By Kevin Wilson
OK, so I’m officially confused and hope someone can help me out. Is it a penalty, a tax or both? I thought about asking former Speaker of the House Nancy Pelosi, but then I listened to part of her interview with David Gregory on “Meet the Press.” She said that “it’s a penalty that comes under the tax code.” Is that political double speak for tax? When Gregory pressed her for further explanation, she said, “It’s a t— ; it’s a penalty.”
She caught herself just in time before uttering the dreaded t-word. So, I’m not sure she’s the best person to answer my question.
Of course, you’ve probably already figured out that I’m referring to the massive health care overhaul called “Obamacare” — specifically the individual mandate, which the Supreme Court has ruled is indeed a tax. Those promoting the health care overhaul were very particular about calling the individual mandate anything besides a tax. In fact, in a September 2009 interview with George Stephanopoulos, President Barack Obama was very adamant that it was not a tax.
But here we are in 2012, in the middle of a very hot summer — both in terms of the thermometer and politics, and those in power who have pushed this new government mandate in the face of the opposition are happy to call it anything, just so long as the Supreme Court calls it constitutional. So, let’s quit mincing words and call it what it is — it’s a tax. In fact, I have referred to it all along as a “breathing tax” because everyone is taxed just because they are alive and breathing.
I just want to make one thing perfectly clear to those reading this column: Obamacare has nothing to do with health care reform. It is health insurance reform, which is something quite different than health care reform. If we were really interested in reforming the health care system, people would have concentrated on what drives up the cost of health care and why.

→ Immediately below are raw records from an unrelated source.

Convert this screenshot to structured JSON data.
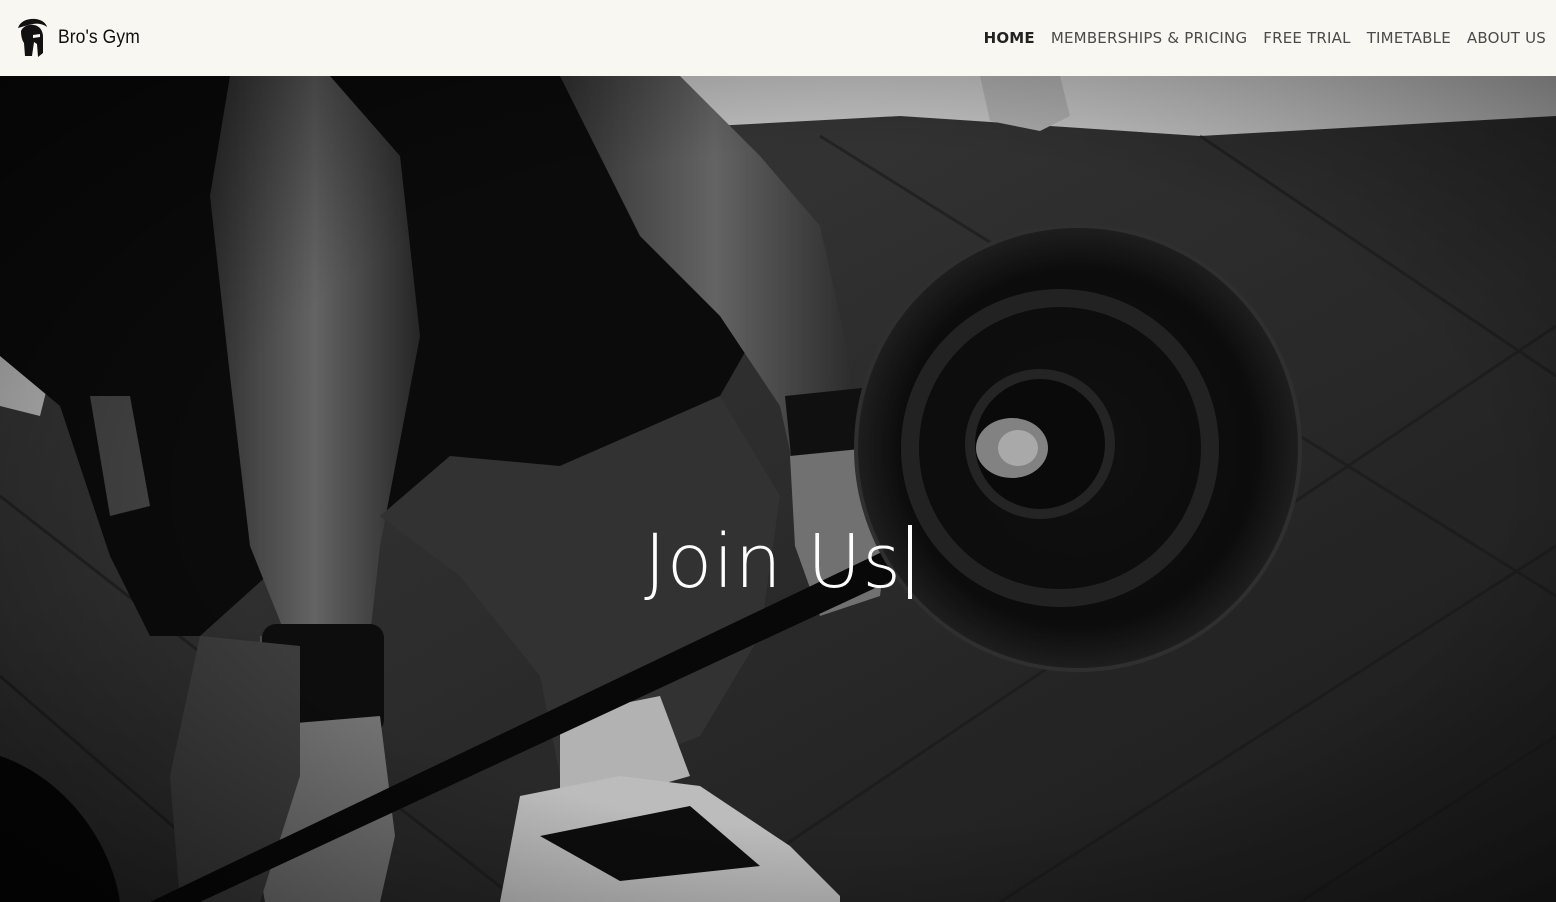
{
  "brand": {
    "name": "Bro's Gym",
    "logo_icon": "spartan-helmet-icon"
  },
  "nav": {
    "items": [
      {
        "label": "HOME",
        "active": true
      },
      {
        "label": "MEMBERSHIPS & PRICING",
        "active": false
      },
      {
        "label": "FREE TRIAL",
        "active": false
      },
      {
        "label": "TIMETABLE",
        "active": false
      },
      {
        "label": "ABOUT US",
        "active": false
      }
    ]
  },
  "hero": {
    "title": "Join Us",
    "background_image": "black-and-white deadlift photo: athlete gripping loaded barbell with plate on gym floor"
  },
  "colors": {
    "navbar_bg": "#f9f7f1",
    "nav_text": "#4a4a4a",
    "hero_text": "#ffffff"
  }
}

The Patient Protection and Affordable Care Act forces everyone to purchase health insurance in hopes of bringing down premiums. Good luck on that one. I predict that insurance premiums will continue to skyrocket because no one wants to focus on the underlying issues that are causing health care costs to escalate.
And that’s because it’s a lot tougher nut to crack than making everyone buy into a broken system. Heck, in this case they just had to have the votes to ram it through Congress and hope that the Supreme Court would call it what it was — a tax.
If we really want to get serious about reforming health care, we need to get the health professionals, the politicians and regular citizens in a room without the media around and get down to the nitty-gritty of what needs to be done in a spirit of bipartisanship. Yeah, like that is going to happen.
The last two years of bickering are a walk in the park compared with that scenario. So, instead of getting to the root of the problem, we are just going to continue to mask the symptoms with painkillers until the patient finally dies.
So, where does all this leave us? We are going to have two distinct choices when we decide how to vote in November. On one hand is the status quo, which means Obamacare will proceed as planned. The other choice is to repeal and plot another course. I say plot another course because we can no longer hide our heads in the sand like an ostrich and pretend that the problems with health care will go away.
Many pundits have seen this crisis coming for years. But no one in Washington seems to want to tackle problems until they reach crisis mode and even then, the response is often wrong — as is the case, in my mind, with Obamacare.
So, if the American people decide that they want to go a different path than the one we are now on, the new leaders need to be ready to do more than just say “no.” They need to get all the folks I identified earlier in a room and not let them leave until the problems are at least identified. Then we will know what we are facing. That’s called leadership.
Kevin Wilson, a former state representative, lives in Neosho.